If you follow the mastery process through constant practice, inspired by profound interest you cannot fail to produce exceptional work.
A career in the arts industry is not a walk in the park as most people might be thinking. Yes, the schedule will be flexible but the paycheck might not be as regular. Just like entrepreneurship, the creative business has been glamorized while downplaying the various challenges faced by upcoming creatives. Every artist faces a unique set of challenges but the following tend to cut across the board: - Constantly creating great work, gaining publicity, cash-flow e.t.c
Let’s look beyond the challenges for now. You’ve made up your mind not to keep your creative works to yourself, when people ask what you do, you don’t fail to mention your art and most importantly you’ve decided to do it on a full-time basis. How do you make cash off it?
Commitment and practice
It’s understandable for struggling artists to be forced by circumstances into having regular jobs and doing their crafts on the side or on need-basis before anyone finds their works worth paying for. However, in art, passion and practice go hand in hand. If you follow the mastery process through constant practice, inspired by profound interest you cannot fail to produce exceptional work.
As an artist with a regular job, you’ll need to dedicate a substantial amount of time to your art too. Would you expect your hands to maneuver in a constructive way if all your time is spent on your construction or bartending job?

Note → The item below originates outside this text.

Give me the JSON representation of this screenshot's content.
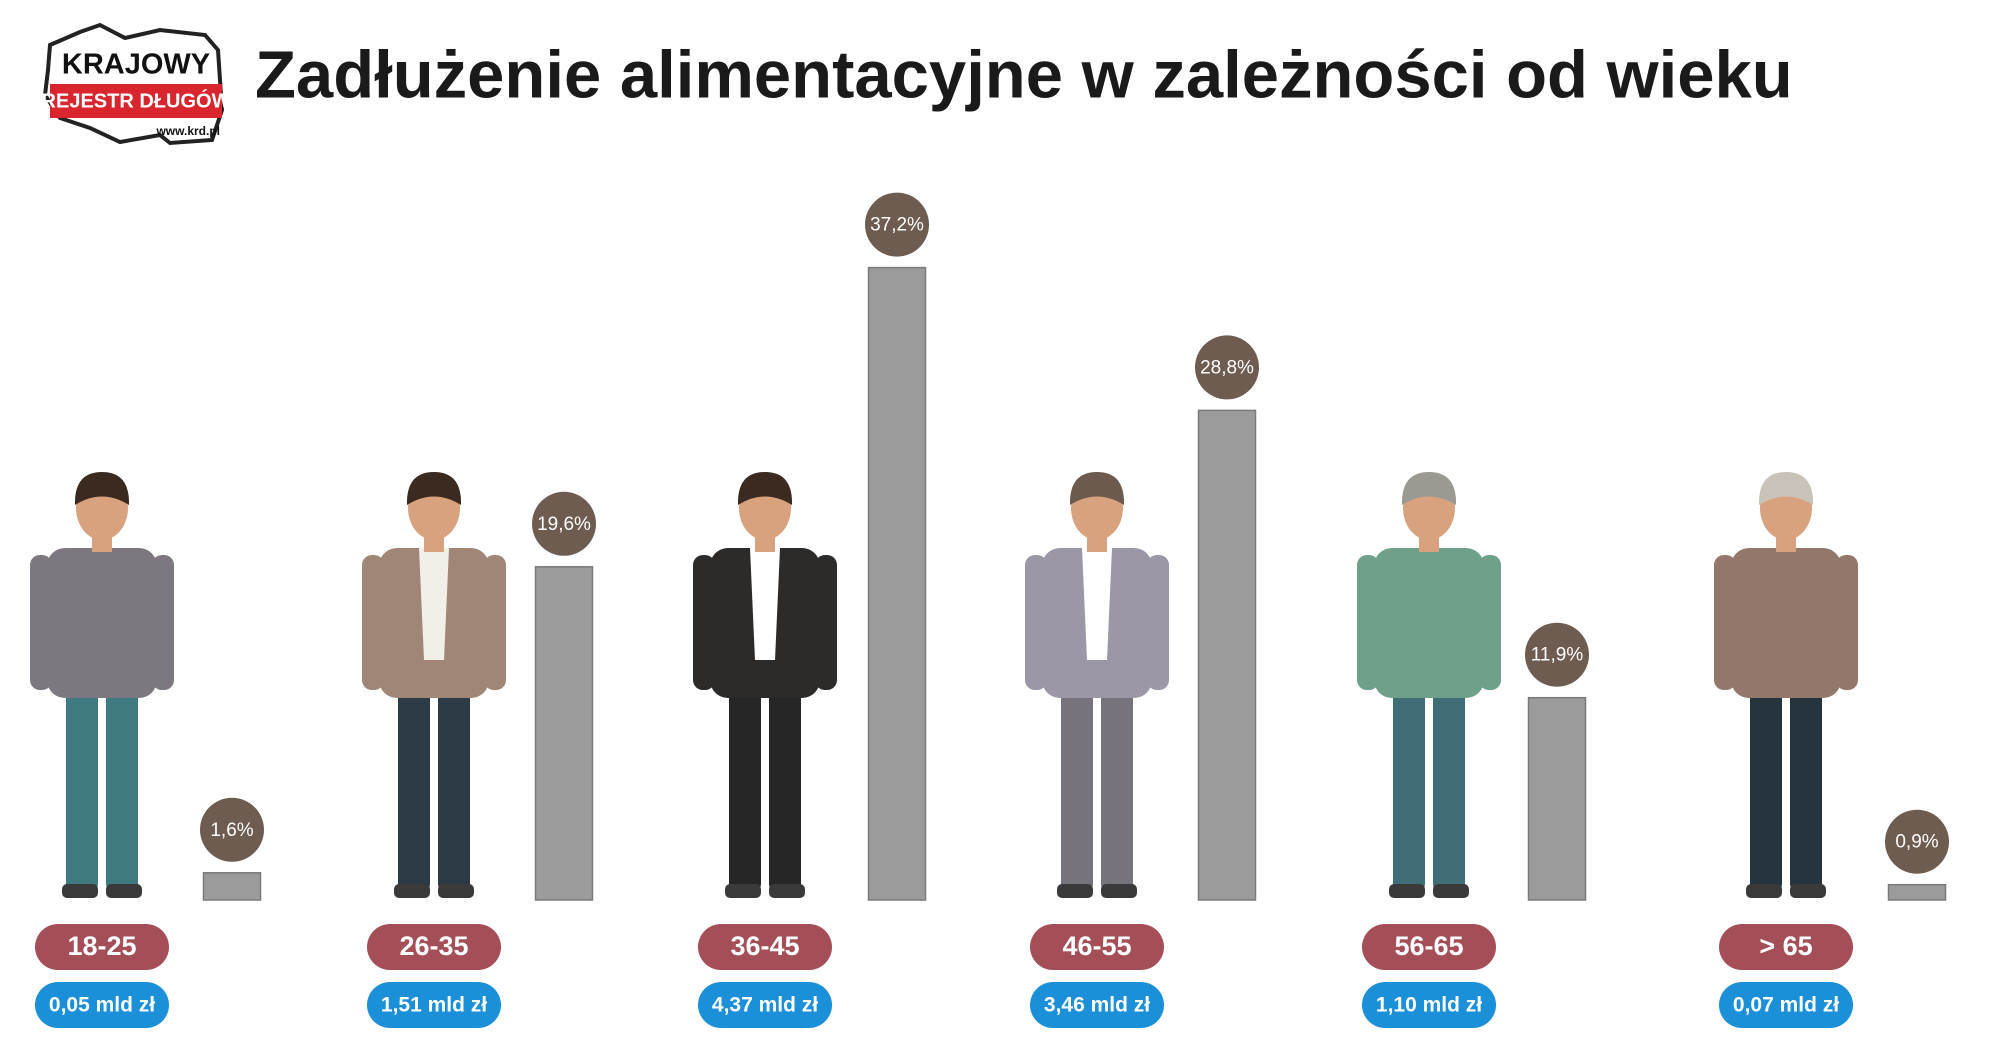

Create a supportive network
There’s no defined roadmap for a professional artist to follow as one pursues their craft. Having no standard path to be followed means you’ll never tell when your career will “bloom.” Therefore, it’s critical when you are starting out to identify and connect with communities that will support your work.
Artists have been known to create collectives through which they support and develop each other and at the same time put their efforts together to gain visibility.
An artist mentor will come in handy for you. An artist mentor will not only counsel, inspire and motivate you but will also share his/her invaluable experience i.e. their career path. Be sure to get someone with the same skills and vision as yours.
Treat it like a business
Financial accountability-having the mentality that you should sacrifice everything for art can land you into a financial quagmire. For example, you don’t have to go pay for that expensive workshop when your rent is due. Accounting for your art-related expenses is not only important in knowing the cost of creating your works but also it also informs pricings and future financial projections.
When hosting a gig, it’s okay to invite the people who support you most. Unfortunately, in most instances, friends rarely buy your stuff. Be keen on who you invite and it’s best you focus on growing your fan base.
Whether it’s a product or service, its value is pegged on quality. Speaking of quality, doing stuff out of the norm might not be a good idea but is an asset to the art industry. Forbes Contributor Jessica Hagy explains how eccentric work is valuable in relation to art in her post, “Why weird is wonderful (And bankable).”
Bottom line, put yourself out there. Give your art career the momentum it needs by interacting with people who will bring attention to it such as bloggers and photographers. Don’t be afraid to put a price on it, commercial talk about your artwork shouldn’t be a hush-hush subject.